Considerações finais
A experiência vivenciada durante a pesquisa permite afirmar que, de acordo com os participantes, a prática pedagógica fundamentada epistemologicamente no pensamento complexo e na visão transformadora pode provocar uma mudança de postura diante da maneira de produzir conhecimento, de aprender e de ensinar.
Os dados construídos durante o curso on-line e analisados posteriormente possibilitaram inferir que os ensinamentos de Freire e Morin podem auxiliar o professor a pensar, sentir e agir de forma a buscar um pensamento mais elaborado, dialogar com novas ideias e diferentes tipos de conhecimento, identificar caminhos diversificados e conhecer outro nível de realidade do processo de conhecimento por meio de uma racionalidade aberta, dialógica e intuitiva, que incita o pluralismo e a heterogeneidade de ideias, valorizando as opiniões e pontos de vista.
Observou-se, a partir dos dados coletados, que os professores luso-brasileiros que realizaram o curso apontaram em seus relatos a possibilidade de criar caminhos pedagógicos para uma docência que acolha uma mudança na forma de pensar e agir na educação.

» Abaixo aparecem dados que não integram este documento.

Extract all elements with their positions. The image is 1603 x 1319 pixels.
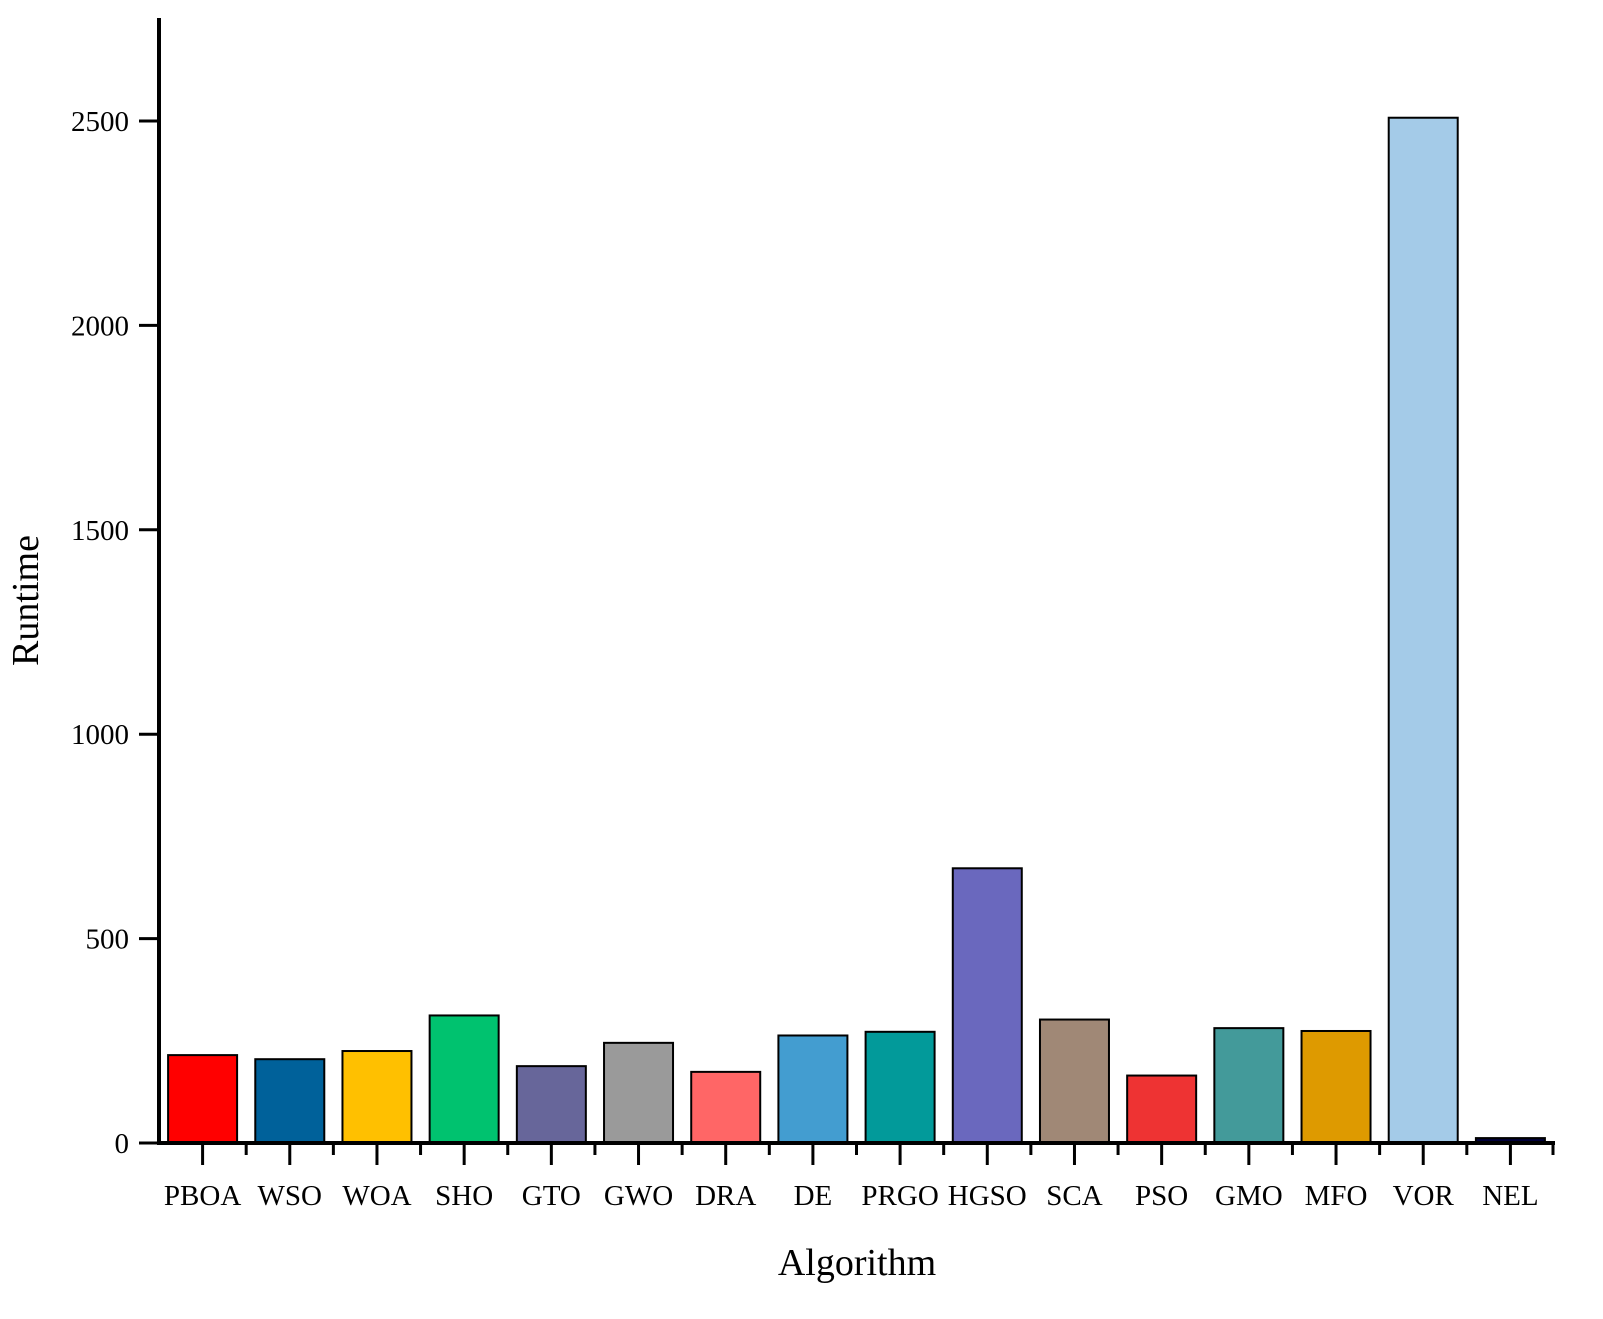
bar-gto (515, 1065, 587, 1145)
x-tick-label: GTO (522, 1180, 581, 1212)
x-tick-label: PSO (1135, 1180, 1188, 1212)
y-tick-label: 1000 (71, 719, 129, 751)
bar-dra (690, 1070, 762, 1144)
bar-sho (428, 1014, 500, 1145)
x-tick-label: MFO (1305, 1180, 1368, 1212)
y-tick-label: 1500 (71, 515, 129, 547)
bar-pboa (167, 1054, 239, 1145)
x-tick-label: SHO (435, 1180, 493, 1212)
bar-woa (341, 1050, 413, 1145)
bar-sca (1038, 1018, 1110, 1145)
y-axis-title: Runtime (5, 535, 47, 666)
x-ticks-group: PBOA WSO WOA SHO GTO GWO DRA DE PRGO HGSO SCA PSO GM… (164, 1143, 1555, 1212)
x-tick-label: VOR (1393, 1180, 1455, 1212)
x-tick-label: WOA (342, 1180, 411, 1212)
bar-pso (1126, 1074, 1198, 1144)
y-tick-label: 500 (86, 924, 130, 956)
y-tick-label: 2500 (71, 106, 129, 138)
y-tick-label: 0 (115, 1128, 130, 1160)
bar-gwo (603, 1041, 675, 1144)
x-tick-label: HGSO (948, 1180, 1027, 1212)
x-tick-label: PRGO (861, 1180, 938, 1212)
x-tick-label: SCA (1046, 1180, 1102, 1212)
x-axis-title: Algorithm (778, 1242, 936, 1284)
bar-wso (254, 1058, 326, 1145)
x-tick-label: DRA (695, 1180, 756, 1212)
bar-gmo (1213, 1027, 1285, 1144)
bar-prgo (864, 1030, 936, 1144)
bar-hgso (951, 867, 1023, 1144)
bar-mfo (1300, 1029, 1372, 1144)
bar-vor (1387, 116, 1459, 1144)
y-tick-label: 2000 (71, 310, 129, 342)
bars-group (167, 116, 1546, 1145)
y-ticks-group: 0 500 1000 1500 2000 2500 (71, 106, 159, 1160)
x-tick-label: GWO (604, 1180, 673, 1212)
x-tick-label: GMO (1215, 1180, 1283, 1212)
bar-de (777, 1034, 849, 1144)
x-tick-label: NEL (1482, 1180, 1538, 1212)
x-tick-label: DE (794, 1180, 833, 1212)
x-tick-label: PBOA (164, 1180, 241, 1212)
x-tick-label: WSO (258, 1180, 322, 1212)
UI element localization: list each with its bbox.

Revelou-se que o ambiente educacional precisa ser projetado para ser concomitantemente acolhedor, intelectual e afetivamente, ou seja, ambientes dinâmicos, flexíveis e abertos, estruturados para desenvolver a responsabilidade e autonomia intelectual do aluno, para que este possa estar apto a fazer diferentes conexões e gerar pensamentos articulados para produzir seus conhecimentos.
A pesquisa também revelou que os docentes que se propõe a acolher epistemológica e metodologicamente os construtos do paradigma da complexidade e da educação crítica podem estar preparados para estruturar momentos que levem os discentes a pensar, refletir e criar. Para tanto, metodologias ativas e criativas que acolham a visão da complexidade e crítica podem possibilitar a interação, a troca, o questionamento, a dúvida, o debate, o diálogo, a resolução de problemas, a comparação, a análise, a síntese, a generalização e a inferência. Assim, defende-se que uma prática docente que busca superar a visão mecanicista da educação, pode criar relações permeadas pela generosidade, companheirismo e respeito à diversidade e às diferenças. Ainda, essa concepção inovadora pode abrir espaços para a reforma do pensamento e a religação dos saberes, que permitem sincronicamente trabalhar com a razão, emoção, imaginação, precisão, intuição, certeza e incerteza, recepcionando um posicionamento ético e sensível na formação dos cidadãos planetários, que desejam uma sociedade mais justa, fraterna e igualitária.